Always be clear about what you are measuring and what you want to find out


Try to stick to measuring clear and easily definable areas of services.

Avoid overly complicated scenarios designed to measure the effectiveness of whole services, such as Anti Social Behaviour services.

Instead use scenarios designed to measure specific aspects of a service such as the availability of clear information about Anti Social Behaviour, or the ease of making an appointment.

Ensure your shopping scenarios are relevant to the way your service is organised
To be a mystery shopper you have to invent an imaginary situation, or scenario which the shopper has to "act out". For example, "acting out" requesting information on repairs priorities, or asking for information about moving home.

Have a clear and relevant scoring system that reflects resident’s priorities
Mystery shoppers score different aspects of services based on predetermined criteria.
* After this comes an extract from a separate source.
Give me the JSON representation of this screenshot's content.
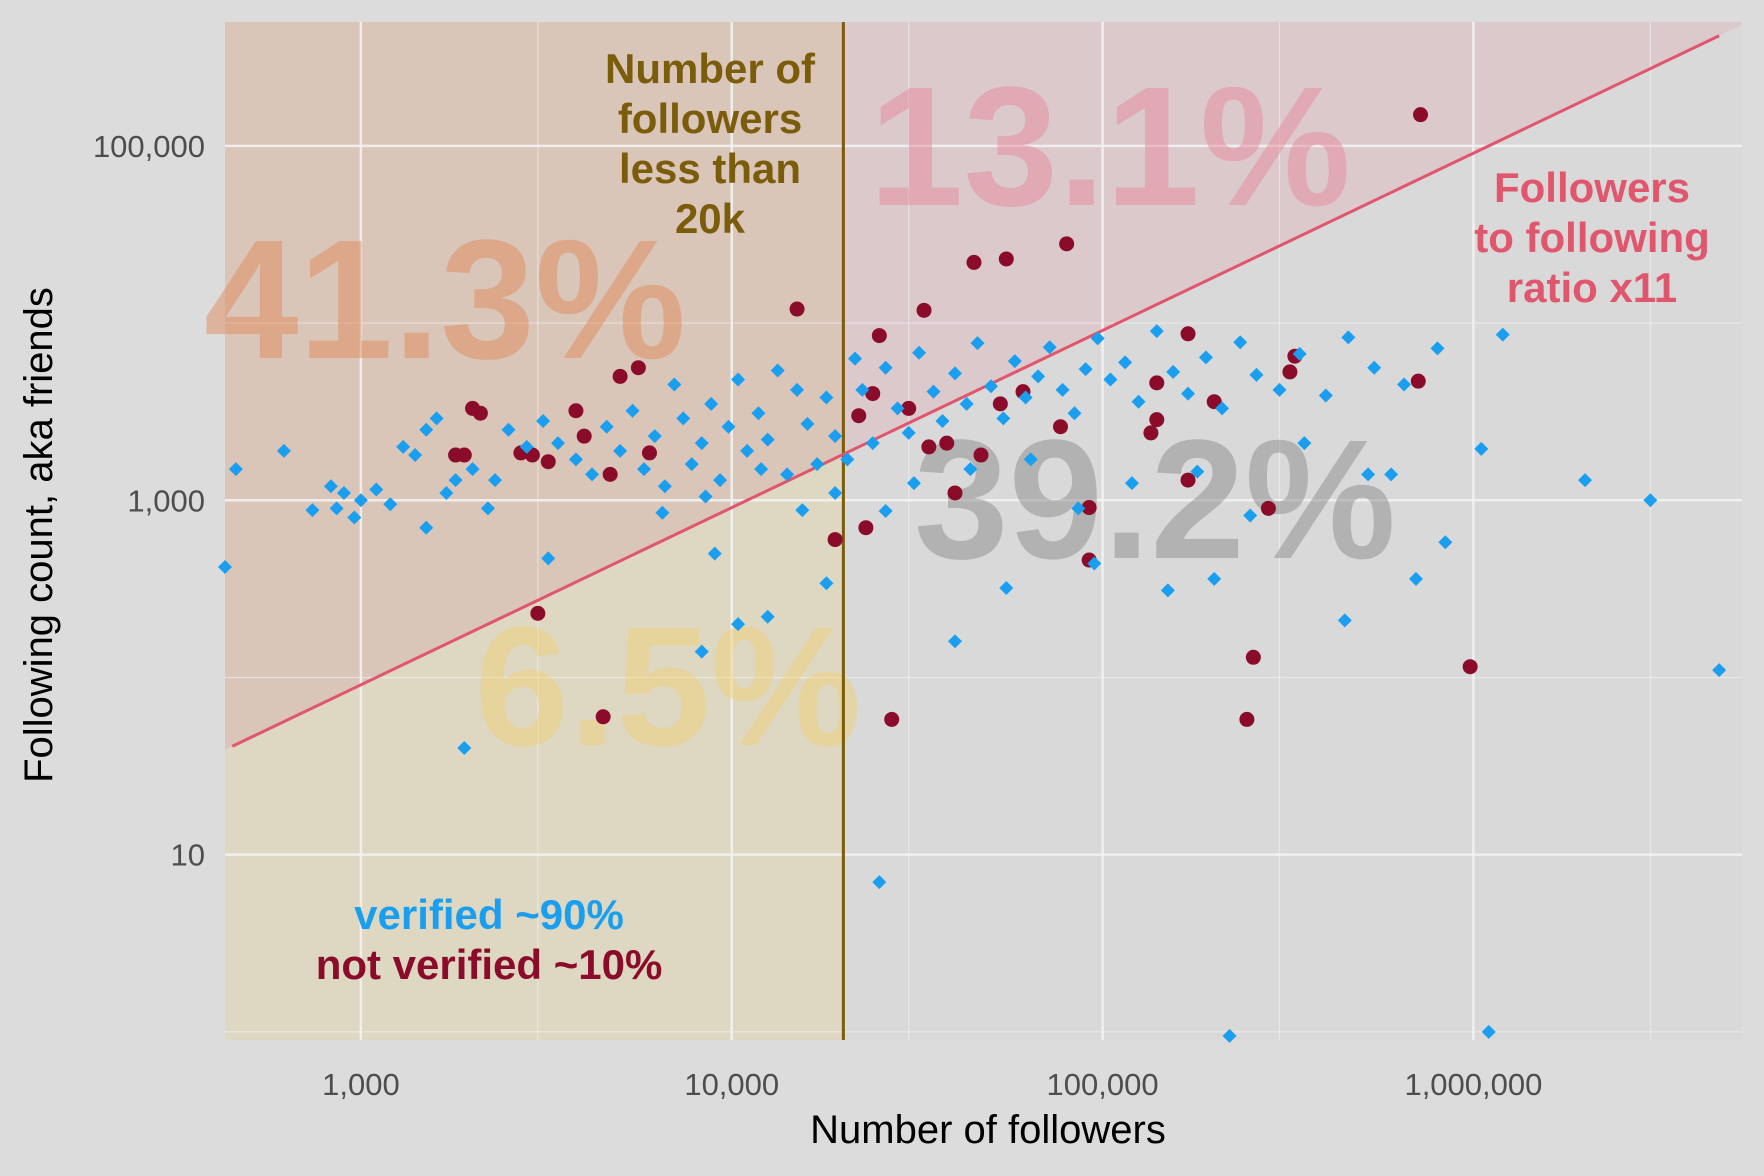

For example was the call answered promptly or were they polite? This can be scored on a simple Yes/No basis or on a 1-5 basis on different levels of promptness or politeness.

If your mystery shopping project is not based on priorities of residents you end up measuring things that don’t affect customer satisfaction.

Ensure residents doing mystery shopping are fully trained and understand how to score services
Residents have to be trained to do mystery shops.

They have to know how to ask the questions and how to use the scoring system. This ensures that all shoppers are operating in a standard way so that the results are reliable.

Ensure staff are involved in developing the mystery shopping programme
If you don’t involve staff they may feel threatened because they could feel they are being spied on.